Je lève les yeux au ciel : voilà qu'il m'utilise pour gagner des points de compétences dans sa carrière d'acteur, je rêve ! Je lâche un rire avant de prendre une des dernières cuillères de mon bol de céréales. Sa douceur et sa chaleur arrivent à apaiser ma légère angoisse d'être repérée. Si Jake a l'habitude, car cela va souvent de pair avec une carrière au cinéma ou à la télévision, ce n'est pas du tout mon cas. J'aime que ma vie soit privée, je peine déjà à entretenir un compte Facebook, alors l'idée d'être exposée ne me plaît pas beaucoup. J'essaie de ne pas trop y penser ou de songer à ce qui pourrait arriver. Pour le moment, j'ai juste envie de profiter de sa présence, car je sais que son agenda sera l'une des choses les plus difficiles à gérer durant notre relation.
— Tu m'as pas beaucoup parlé de ton nouveau manageur. Il est comment ?
— Plutôt cool. Très drôle aussi. Il a une dizaine d'années en plus que moi, donc ça veut dire qu'il a pas mal d'expériences et j'ai eu de très bon retours de personnes qui avaient travaillé avec lui auparavant.
— Donc, au premier abord, il ne t'a pas paru... problématique ? Il ne sentait pas l'alcool ?
— Non, rien de tout ça. De toute manière, je me suis protégé avec le contrat, je n'ai plus envie d'être lié avec des personnes qui voudront me manipuler ou que je jugerai problématiques.
— Tu t'es protégé avec le contrat ? Qu'est-ce que tu entends par là ?

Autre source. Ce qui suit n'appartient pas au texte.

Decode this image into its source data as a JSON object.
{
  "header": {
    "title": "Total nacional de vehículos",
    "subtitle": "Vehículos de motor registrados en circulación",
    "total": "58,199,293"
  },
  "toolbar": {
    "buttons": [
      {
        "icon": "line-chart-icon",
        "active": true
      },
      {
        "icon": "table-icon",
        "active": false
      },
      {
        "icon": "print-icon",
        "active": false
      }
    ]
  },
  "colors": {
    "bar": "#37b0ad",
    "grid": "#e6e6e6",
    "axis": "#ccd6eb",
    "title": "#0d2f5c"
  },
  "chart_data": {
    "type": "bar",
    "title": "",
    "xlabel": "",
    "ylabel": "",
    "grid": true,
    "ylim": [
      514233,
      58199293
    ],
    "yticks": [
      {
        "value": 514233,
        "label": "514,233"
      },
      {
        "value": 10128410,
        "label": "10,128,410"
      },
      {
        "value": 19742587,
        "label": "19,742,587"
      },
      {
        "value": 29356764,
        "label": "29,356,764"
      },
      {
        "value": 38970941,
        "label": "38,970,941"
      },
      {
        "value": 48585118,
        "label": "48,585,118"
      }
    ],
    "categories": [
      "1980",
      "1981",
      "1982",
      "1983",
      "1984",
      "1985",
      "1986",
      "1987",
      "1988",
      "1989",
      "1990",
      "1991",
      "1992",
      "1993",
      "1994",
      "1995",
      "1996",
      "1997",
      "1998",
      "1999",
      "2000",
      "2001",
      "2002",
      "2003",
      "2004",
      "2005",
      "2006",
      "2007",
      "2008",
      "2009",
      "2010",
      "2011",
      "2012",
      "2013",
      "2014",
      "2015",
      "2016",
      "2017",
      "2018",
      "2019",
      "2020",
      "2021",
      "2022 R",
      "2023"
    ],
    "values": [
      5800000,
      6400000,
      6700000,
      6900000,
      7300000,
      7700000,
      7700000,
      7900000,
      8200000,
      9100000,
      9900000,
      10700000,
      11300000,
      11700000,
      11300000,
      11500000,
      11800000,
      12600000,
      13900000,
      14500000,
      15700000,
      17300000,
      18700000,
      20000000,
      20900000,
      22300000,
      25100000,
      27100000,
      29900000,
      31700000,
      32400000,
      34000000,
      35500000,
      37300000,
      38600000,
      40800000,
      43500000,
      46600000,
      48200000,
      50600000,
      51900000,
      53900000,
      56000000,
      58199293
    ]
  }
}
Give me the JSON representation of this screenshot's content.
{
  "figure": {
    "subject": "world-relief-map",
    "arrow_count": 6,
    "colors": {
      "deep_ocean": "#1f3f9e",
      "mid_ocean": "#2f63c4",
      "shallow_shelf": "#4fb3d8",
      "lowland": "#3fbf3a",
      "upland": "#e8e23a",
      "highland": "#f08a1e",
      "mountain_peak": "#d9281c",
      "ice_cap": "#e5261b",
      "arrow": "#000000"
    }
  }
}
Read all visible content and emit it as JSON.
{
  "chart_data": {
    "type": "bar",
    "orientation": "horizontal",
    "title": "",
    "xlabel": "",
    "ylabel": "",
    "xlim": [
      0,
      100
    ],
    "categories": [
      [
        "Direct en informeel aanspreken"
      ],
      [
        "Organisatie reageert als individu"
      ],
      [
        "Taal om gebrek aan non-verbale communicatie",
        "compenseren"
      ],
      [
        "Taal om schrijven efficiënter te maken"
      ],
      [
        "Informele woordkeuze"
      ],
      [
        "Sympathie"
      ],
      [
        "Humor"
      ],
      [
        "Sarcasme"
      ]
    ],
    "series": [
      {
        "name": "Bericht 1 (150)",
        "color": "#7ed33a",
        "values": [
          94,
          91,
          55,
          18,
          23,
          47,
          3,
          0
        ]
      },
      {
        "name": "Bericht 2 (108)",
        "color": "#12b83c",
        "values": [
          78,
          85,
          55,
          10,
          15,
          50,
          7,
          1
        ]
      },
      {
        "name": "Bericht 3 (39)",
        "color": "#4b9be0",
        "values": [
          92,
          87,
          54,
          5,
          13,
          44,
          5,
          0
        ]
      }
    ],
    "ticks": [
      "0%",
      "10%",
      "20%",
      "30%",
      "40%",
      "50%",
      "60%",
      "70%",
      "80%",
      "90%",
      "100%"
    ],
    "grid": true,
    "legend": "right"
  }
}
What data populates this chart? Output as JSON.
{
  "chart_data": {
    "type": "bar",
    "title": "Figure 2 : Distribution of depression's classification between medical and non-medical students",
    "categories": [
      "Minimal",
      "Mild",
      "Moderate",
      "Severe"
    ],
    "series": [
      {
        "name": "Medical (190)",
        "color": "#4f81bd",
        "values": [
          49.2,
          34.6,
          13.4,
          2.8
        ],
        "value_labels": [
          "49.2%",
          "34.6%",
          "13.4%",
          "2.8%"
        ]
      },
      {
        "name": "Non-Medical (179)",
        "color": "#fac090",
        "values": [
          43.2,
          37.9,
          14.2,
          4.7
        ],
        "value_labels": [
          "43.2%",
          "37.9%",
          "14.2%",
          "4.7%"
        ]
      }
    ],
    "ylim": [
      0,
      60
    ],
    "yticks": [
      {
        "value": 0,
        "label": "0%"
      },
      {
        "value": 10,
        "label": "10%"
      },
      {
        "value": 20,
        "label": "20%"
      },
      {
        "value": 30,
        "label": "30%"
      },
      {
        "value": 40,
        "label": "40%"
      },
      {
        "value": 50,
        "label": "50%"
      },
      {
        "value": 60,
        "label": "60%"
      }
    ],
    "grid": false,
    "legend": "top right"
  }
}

— Tu veux vraiment qu'on parle affaires ? Tu ne veux pas plutôt qu'on aille se glisser sous la douche et qu'on passe la journée à profiter du temps fabuleux ? Je trouverai ça plus amusant que de parler de clauses et de pourcentages, pas toi ?
— Si, bien sûr que si. Mais j'ai aussi envie que tu me parles de ton métier, de ton quotidien. Ça fait partie de toi et je veux apprendre à te connaître, à tout connaître.
— Je vais trouver quelque chose de plus intéressant à te raconter que le détail d'un contrat, qu'en dis-tu ?
J'acquiesce d'un signe de tête et me décide à finir mon bol de céréales. Avant que je n'aie pu me lever et commencer à ranger, Jake m'arrête aussitôt en me promettant de tout nettoyer. Je le vois à sa tête, il culpabilise d'avoir foutu une de ces pagailles. Intérieurement, j'en ris. C'est une anecdote de plus à ajouter à notre histoire. Extérieurement, je fais mine d'être embêtée par tout ce bordel, mais je ne suis pas très convaincante. De toute manière, de nous deux, c'est lui qui joue le mieux la comédie.